Haha yeah someone pointed that out to me and I decided to leave it. I just needed a sentence, I'm not actually trying to show off every glyph in a font.
The problem is that engineers of data formats have ignored the concept of layers. With network protocols, you make one layer (Ethernet), you add another layer (IP), then another (TCP), then another (HTTP). Each one fits inside the last, but is independent, and you can deal with them separately or together. Each one has a specialty and is used for certain things. The benefits are 1) you don't need "a kitchen sink", 2) you can replace layers as needed for your use-case, 3) you can ship them together or individually.
I don't think anyone designs formats this way, and I doubt any popular formats are designed for this. I'm not that familiar with enterprise/big-data formats so maybe one of them is?

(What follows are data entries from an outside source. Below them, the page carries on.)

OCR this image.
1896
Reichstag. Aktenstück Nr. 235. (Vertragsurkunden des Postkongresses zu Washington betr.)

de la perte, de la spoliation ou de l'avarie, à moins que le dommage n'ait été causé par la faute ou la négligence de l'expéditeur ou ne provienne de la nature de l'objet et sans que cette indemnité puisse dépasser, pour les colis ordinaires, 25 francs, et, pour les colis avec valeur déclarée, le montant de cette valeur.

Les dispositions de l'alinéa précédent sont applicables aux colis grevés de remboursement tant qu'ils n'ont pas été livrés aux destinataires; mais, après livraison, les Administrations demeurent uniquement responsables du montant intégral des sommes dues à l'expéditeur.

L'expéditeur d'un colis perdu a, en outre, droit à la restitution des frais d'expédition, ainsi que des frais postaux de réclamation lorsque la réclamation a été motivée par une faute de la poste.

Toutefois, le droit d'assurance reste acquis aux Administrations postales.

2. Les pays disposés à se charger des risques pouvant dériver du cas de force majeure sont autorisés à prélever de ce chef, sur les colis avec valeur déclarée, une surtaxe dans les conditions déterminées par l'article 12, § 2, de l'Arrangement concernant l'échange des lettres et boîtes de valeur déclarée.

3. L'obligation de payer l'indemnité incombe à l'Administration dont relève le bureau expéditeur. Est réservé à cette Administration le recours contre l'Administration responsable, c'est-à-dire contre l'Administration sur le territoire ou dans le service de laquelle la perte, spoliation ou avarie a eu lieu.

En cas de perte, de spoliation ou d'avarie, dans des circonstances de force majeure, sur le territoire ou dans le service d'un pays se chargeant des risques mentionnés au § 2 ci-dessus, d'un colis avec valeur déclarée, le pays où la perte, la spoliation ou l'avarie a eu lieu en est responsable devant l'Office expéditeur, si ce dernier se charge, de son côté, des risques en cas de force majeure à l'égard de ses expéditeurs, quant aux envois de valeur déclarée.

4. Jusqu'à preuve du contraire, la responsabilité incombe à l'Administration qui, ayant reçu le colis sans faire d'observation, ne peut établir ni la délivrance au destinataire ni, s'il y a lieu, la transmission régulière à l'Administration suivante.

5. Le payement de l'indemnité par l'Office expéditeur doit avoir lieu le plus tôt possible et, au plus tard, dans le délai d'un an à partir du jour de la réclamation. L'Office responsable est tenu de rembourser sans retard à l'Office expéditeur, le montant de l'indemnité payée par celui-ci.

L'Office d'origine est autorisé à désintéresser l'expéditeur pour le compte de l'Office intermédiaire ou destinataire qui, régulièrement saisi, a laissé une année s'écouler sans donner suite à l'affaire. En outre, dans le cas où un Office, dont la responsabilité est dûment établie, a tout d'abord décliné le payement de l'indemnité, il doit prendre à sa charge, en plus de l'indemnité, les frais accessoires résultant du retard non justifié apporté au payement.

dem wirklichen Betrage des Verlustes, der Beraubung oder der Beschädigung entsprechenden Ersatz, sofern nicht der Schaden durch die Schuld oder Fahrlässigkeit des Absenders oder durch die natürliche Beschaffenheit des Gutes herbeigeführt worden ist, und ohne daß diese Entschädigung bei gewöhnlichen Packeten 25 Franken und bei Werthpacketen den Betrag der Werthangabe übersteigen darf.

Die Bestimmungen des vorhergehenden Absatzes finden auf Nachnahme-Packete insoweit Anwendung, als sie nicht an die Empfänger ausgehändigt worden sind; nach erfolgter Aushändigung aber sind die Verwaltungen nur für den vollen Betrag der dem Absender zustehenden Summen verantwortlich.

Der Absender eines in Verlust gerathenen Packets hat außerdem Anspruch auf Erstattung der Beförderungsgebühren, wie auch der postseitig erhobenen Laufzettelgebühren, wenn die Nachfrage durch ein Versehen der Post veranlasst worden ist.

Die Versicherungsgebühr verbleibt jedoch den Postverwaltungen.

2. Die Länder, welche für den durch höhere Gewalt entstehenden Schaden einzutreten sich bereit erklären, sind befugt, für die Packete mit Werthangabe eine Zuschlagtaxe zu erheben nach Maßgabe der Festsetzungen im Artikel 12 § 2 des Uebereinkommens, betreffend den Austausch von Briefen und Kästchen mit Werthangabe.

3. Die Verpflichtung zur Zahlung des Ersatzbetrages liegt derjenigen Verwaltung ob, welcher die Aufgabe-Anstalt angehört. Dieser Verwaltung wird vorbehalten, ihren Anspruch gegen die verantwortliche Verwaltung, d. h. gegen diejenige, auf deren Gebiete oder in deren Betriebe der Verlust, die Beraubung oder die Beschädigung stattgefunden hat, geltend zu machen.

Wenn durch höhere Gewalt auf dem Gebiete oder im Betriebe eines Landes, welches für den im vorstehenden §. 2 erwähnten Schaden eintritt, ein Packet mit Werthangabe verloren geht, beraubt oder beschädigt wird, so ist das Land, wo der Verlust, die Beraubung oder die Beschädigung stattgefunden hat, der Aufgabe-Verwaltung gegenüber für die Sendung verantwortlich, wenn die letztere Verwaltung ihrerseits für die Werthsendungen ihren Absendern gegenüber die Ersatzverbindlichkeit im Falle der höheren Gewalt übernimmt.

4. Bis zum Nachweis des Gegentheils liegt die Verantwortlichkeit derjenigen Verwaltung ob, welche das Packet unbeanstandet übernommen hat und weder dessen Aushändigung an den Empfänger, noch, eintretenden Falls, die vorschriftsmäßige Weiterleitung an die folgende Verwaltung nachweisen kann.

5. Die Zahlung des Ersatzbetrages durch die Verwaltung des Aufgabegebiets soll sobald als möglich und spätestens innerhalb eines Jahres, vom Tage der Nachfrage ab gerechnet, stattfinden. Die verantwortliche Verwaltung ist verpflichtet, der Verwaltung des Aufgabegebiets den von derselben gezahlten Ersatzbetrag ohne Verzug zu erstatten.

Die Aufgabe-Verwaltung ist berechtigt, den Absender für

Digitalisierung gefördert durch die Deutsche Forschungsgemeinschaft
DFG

For example: CSV is great, but obviously limited, and not specified all that well. A replacement table data format could be binary (it's 2026, let's stop "escaping quotes", and make room for binary data). Each row can have header metadata to define which columns are contained, so you can skip empty columns. Each cell can be any data format you want (specifically so you can layer!). The header at the beginning of the data format could (optionally) include an index of all the rows, or it could come at the end of the file. And this whole table data format could be wrapped by another format. Due to this design, you can embed it in other formats, you can choose how to define cells (pick a cell-data-format of your choosing to fit your data/type/etc, replace it later without replacing the whole table), you can view it out-of-order, you can stream it, and you can use an index.
> With network protocols, you make one layer (Ethernet), you add another layer (IP), then another (TCP), then another (HTTP). Each one fits inside the last, but is independent, and you can deal with them separately or together.

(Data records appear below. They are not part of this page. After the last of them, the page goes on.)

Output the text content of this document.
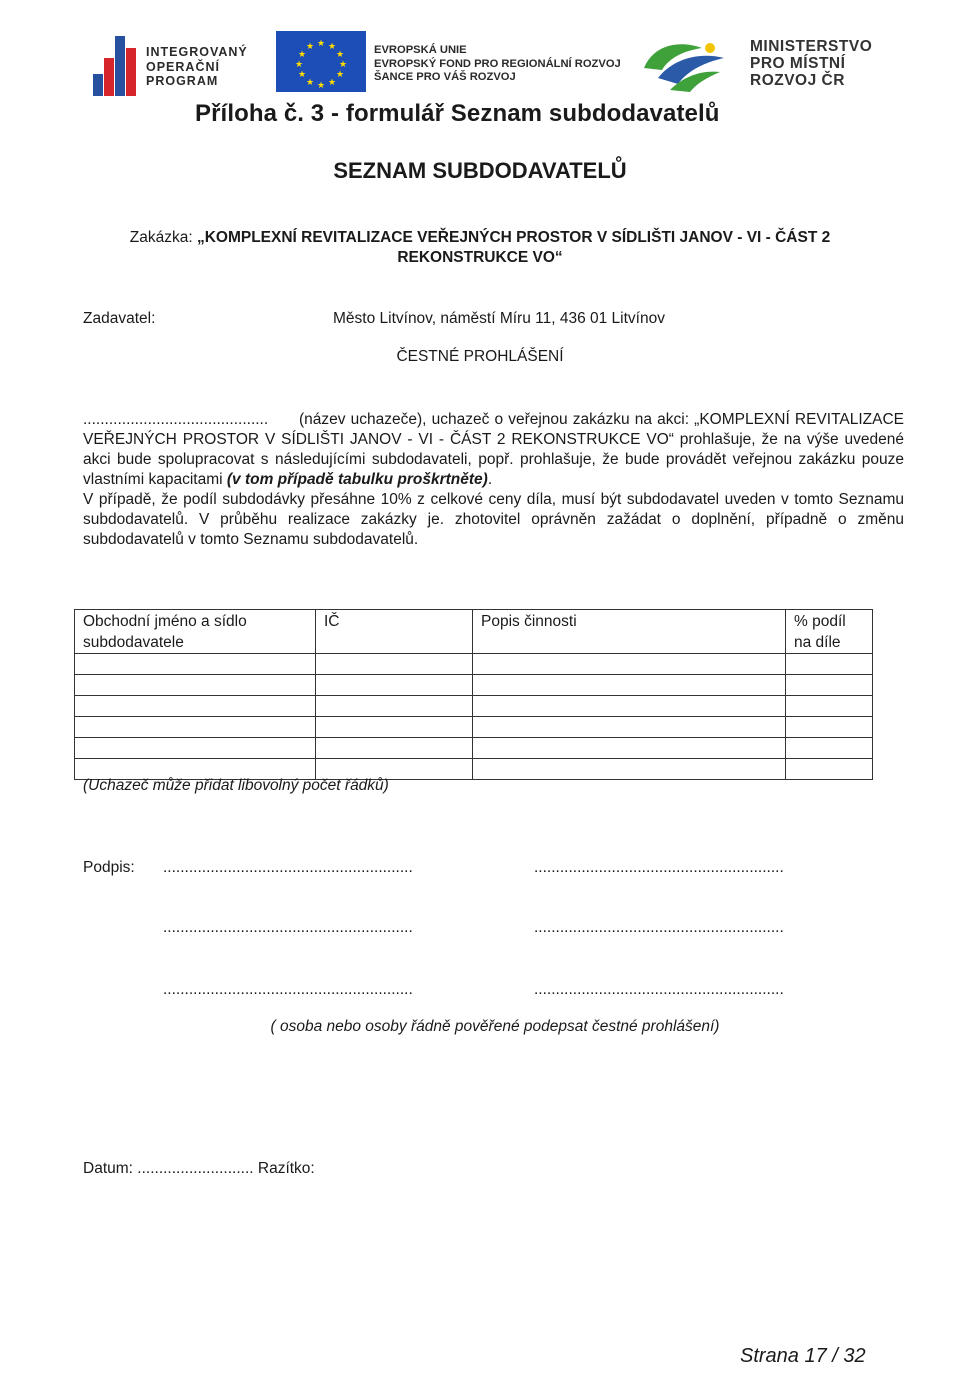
INTEGROVANÝ
OPERAČNÍ
PROGRAM
★ ★
★
★
★
★
★
★
★
★
★
★	EVROPSKÁ UNIE
EVROPSKÝ FOND PRO REGIONÁLNÍ ROZVOJ
ŠANCE PRO VÁŠ ROZVOJ
MINISTERSTVO
PRO MÍSTNÍ
ROZVOJ ČR
Příloha č. 3 - formulář Seznam subdodavatelů
SEZNAM SUBDODAVATELŮ
Zakázka: „KOMPLEXNÍ REVITALIZACE VEŘEJNÝCH PROSTOR V SÍDLIŠTI JANOV - VI - ČÁST 2
REKONSTRUKCE VO“
Zadavatel:	Město Litvínov, náměstí Míru 11, 436 01 Litvínov
ČESTNÉ PROHLÁŠENÍ

........................................... (název uchazeče), uchazeč o veřejnou zakázku na akci: „KOMPLEXNÍ REVITALIZACE VEŘEJNÝCH PROSTOR V SÍDLIŠTI JANOV - VI - ČÁST 2 REKONSTRUKCE VO“ prohlašuje, že na výše uvedené akci bude spolupracovat s následujícími subdodavateli, popř. prohlašuje, že bude provádět veřejnou zakázku pouze vlastními kapacitami (v tom případě tabulku proškrtněte).

V případě, že podíl subdodávky přesáhne 10% z celkové ceny díla, musí být subdodavatel uveden v tomto Seznamu subdodavatelů. V průběhu realizace zakázky je. zhotovitel oprávněn zažádat o doplnění, případně o změnu subdodavatelů v tomto Seznamu subdodavatelů.

Obchodní jméno a sídlo subdodavatele	IČ	Popis činnosti	% podíl na díle

(Uchazeč může přidat libovolný počet řádků)
Podpis: ..........................................................	..........................................................
..........................................................	..........................................................
..........................................................	..........................................................
( osoba nebo osoby řádně pověřené podepsat čestné prohlášení)
Datum: ........................... Razítko:
Strana 17 / 32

It looks neat when you illustrate it with stacked boxes or concentric circles, but real-world problems quickly show the ugly seams. For example, how do you handle encryption? There are arguments (and solutions!) for every layer, each with its own tradeoffs. But it can't be neatly slotted into the layered structure once and for all. Then you have things like session persistence, network mobility, you name it.
Data formats have other sets of tradeoffs pulling them in different directions, but I don't think that layered design would come near to solving any of them.
Some early binary formats followed similar concepts. Look up Interchange File Format, AIFF, RIFF, and their applications and all the file formats using this structure to this day.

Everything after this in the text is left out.